Singh et al.  studied urban and semiurban population of Delhi. They had 31.2% hypertensives and 7.3% diabetics in the screened population. Based on dipstick proteinuria and GFR calculation by modification of diet in renal disease (MDRD) equation they found 4.2% population to be suffering from stage 3 CKD. However, they didn't repeat the proteinuria testing and study didn't address CKD stage 1 and 2.
We studied CKD prevalence in healthy government employees and their families. Inclusion criteria differed as we didn't include population with known diabetes, hypertension or renal disease. We tested for microalbumin uria to pick up early stages of CKD and calculated GFR by MDRD and CKD-EPI equations. Our population was relatively younger (35.64 ± 8.72 years) but diverse. 13-15% were diagnosed to have undiagnosed hypertension and 1.53% diabetes. We found prevalence of CKD as 13-15.04% with stage 1, 2 and 3 as 6.62%, 5.40% and 3.02% respectively.  The study findings are similar to National Health and Nutrition Examination Survey data suggesting that we are no different from the western world.
In a recently published Screening and Early Evaluation of Kidney Disease study  the mean age of the population was 45.22 ± 15.2 years, and any adult could participate in the study. They performed dipstick proteinuria, and GFR calculation was with CKD-EPI equation. They found the prevalence of CKD as 17.2% with stage 1, 2, 3, 4, 5 as 7%, 4.3%, 4.3%, 0.8% and 0.8% respectively. 43.1% of their cohort had hypertension, and 18.8% had diabetes; a figure that is not a true representation of Indian population.

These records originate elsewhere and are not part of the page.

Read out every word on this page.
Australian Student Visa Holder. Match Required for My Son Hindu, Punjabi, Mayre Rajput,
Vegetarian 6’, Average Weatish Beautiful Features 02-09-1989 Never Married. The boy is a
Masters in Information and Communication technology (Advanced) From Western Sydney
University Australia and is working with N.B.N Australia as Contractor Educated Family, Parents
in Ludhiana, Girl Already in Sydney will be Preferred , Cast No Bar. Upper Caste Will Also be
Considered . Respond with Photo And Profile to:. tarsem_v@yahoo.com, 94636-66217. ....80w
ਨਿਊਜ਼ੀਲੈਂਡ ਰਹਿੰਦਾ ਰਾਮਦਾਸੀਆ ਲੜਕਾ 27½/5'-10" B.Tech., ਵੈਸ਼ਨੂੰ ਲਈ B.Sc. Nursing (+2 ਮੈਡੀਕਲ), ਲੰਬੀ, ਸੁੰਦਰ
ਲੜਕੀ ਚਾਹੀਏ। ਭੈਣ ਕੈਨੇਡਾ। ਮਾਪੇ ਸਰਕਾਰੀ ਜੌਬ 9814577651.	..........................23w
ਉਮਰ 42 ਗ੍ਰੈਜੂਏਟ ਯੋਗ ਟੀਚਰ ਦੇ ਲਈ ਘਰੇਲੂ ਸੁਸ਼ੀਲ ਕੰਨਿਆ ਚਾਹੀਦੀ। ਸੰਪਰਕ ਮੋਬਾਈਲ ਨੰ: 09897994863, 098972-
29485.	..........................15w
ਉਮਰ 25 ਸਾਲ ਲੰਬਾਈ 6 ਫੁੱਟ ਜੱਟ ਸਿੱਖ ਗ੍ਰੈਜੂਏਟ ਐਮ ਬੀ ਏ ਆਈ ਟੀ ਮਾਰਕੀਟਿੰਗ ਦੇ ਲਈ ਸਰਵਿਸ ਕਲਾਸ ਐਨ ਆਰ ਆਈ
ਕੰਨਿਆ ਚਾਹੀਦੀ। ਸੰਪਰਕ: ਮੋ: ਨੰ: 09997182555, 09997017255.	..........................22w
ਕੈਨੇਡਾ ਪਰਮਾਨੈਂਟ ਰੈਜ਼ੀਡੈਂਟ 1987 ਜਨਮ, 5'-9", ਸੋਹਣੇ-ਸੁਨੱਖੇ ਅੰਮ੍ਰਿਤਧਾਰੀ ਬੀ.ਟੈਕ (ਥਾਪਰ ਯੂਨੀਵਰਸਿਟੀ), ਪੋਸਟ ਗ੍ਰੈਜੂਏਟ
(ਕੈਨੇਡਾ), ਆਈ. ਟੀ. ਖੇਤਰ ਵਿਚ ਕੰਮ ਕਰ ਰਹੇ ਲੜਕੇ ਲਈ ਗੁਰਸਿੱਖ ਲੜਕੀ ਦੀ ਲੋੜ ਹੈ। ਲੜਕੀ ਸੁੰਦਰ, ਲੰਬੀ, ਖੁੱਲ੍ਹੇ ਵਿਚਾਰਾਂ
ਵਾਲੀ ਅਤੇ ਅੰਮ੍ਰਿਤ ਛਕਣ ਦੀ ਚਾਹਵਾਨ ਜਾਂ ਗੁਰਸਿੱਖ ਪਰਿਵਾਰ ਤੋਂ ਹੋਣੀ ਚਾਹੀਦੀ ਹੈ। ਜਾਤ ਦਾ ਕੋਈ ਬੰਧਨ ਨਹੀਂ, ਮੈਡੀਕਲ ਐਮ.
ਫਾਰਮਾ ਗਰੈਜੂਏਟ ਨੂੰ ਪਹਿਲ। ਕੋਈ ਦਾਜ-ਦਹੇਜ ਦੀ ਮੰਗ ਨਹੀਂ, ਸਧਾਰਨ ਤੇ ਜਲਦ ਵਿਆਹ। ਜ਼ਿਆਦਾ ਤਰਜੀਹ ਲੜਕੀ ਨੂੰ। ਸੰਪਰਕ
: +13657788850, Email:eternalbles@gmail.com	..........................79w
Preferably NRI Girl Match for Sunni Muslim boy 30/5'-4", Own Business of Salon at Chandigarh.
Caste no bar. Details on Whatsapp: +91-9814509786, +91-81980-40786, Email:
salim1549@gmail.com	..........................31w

What one gathers from published data from India is that we are no different from US population in the prevalence of CKD. Like the present study suggests that even the difference between the prevalence of CKD between rural and urban India is getting blurred. Today life expectancy of an Indian has increased from 41.38 years (in 1960) to 66 years (2013)  and prevalence of diabetes and hypertension is steadily rising. Therefore like in western world prevalence of CKD is expected to rise with the passage of time.

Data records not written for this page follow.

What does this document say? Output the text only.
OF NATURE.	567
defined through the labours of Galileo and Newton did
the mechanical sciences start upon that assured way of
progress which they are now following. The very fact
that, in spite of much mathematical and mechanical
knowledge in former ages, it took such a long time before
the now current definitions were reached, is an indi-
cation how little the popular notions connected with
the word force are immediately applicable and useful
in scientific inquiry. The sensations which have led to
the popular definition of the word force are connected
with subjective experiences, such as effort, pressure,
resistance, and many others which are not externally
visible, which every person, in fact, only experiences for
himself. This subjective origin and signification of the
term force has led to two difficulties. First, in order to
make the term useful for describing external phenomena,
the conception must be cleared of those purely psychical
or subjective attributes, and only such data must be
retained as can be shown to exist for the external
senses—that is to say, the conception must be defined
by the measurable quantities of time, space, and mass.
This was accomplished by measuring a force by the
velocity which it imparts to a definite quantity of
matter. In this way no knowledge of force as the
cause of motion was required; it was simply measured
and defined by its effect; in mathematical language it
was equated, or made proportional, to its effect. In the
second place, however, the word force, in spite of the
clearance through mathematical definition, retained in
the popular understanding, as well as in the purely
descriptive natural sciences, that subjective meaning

However when doing such epidemiological studies we need to formalise few issues (i) creatinine estimation should be standardized, which is not the case so far in India (ii) in absence of co-morbidities should an aging kidney be categorized as CKD and (iii) as suggested by KDIGO, till we have a correction factor for Indians, CKD-EPI equation should be used. A recent study from India compared GFR by Gate's method, plasma clearance method and eGFR by MDRD equation. They found Gate's method better than eGFR but there was poor correlation of radionucleide clearance method (akin to the gold standard) with Gate's method and MDRD equation. 

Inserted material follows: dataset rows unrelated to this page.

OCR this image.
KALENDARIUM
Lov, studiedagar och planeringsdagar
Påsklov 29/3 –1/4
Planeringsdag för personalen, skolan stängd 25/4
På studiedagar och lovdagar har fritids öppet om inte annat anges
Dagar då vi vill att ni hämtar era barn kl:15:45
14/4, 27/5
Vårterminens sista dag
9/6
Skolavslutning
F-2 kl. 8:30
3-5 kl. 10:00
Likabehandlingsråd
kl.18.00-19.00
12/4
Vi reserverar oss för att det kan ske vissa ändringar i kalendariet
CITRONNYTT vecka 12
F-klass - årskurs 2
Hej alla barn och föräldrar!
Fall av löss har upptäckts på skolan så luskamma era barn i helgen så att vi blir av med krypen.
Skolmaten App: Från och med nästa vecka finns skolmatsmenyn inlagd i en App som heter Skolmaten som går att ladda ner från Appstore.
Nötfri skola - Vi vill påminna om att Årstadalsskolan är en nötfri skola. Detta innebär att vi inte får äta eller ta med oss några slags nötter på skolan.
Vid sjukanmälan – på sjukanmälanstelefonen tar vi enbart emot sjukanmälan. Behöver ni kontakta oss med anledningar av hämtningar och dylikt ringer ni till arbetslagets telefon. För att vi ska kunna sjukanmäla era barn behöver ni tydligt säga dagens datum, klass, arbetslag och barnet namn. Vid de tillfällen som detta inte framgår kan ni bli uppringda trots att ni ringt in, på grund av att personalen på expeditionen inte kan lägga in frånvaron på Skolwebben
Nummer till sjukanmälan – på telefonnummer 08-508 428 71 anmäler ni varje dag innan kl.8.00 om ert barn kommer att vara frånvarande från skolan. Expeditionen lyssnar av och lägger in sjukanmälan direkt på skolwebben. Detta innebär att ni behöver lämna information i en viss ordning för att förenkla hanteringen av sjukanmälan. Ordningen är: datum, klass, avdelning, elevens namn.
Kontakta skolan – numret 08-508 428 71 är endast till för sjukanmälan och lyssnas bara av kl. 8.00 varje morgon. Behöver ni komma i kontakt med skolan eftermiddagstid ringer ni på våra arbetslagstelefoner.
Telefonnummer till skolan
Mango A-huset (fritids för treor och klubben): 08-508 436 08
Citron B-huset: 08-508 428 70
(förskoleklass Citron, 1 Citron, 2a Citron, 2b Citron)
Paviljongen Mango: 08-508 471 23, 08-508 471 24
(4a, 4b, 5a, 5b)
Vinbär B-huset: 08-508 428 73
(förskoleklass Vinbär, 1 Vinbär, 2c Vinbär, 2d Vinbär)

Though a minority of CKD patients reach ESKD (0.15-0.20%/year over next 10-25 years), this population is 10-100 times vulnerable for cardiovascular (CV) events. Therefore, it is important to identify them and have preventive strategy for CV events in place.  Should screening be universal or targeted to high-risk groups? (i.e. diabetics, hypertensives, CVD patients and those with family h/o renal disease etc.). It is a known fact that over 50% of diabetics and hypertensives are not aware that they are harboring the disease, therefore if we target the high risk population than only half the patients are likely to be missed; hence some researchers advocate universal screening.  But keeping the economics in mind even for developed countries universal screening is not cost-effective, therefore, it may be prudent to have targeted screening for CKD.  But whatever policy one follows, there is little doubt about that there is an urgent need to have appropriate social and political strategy for prevention of CKD.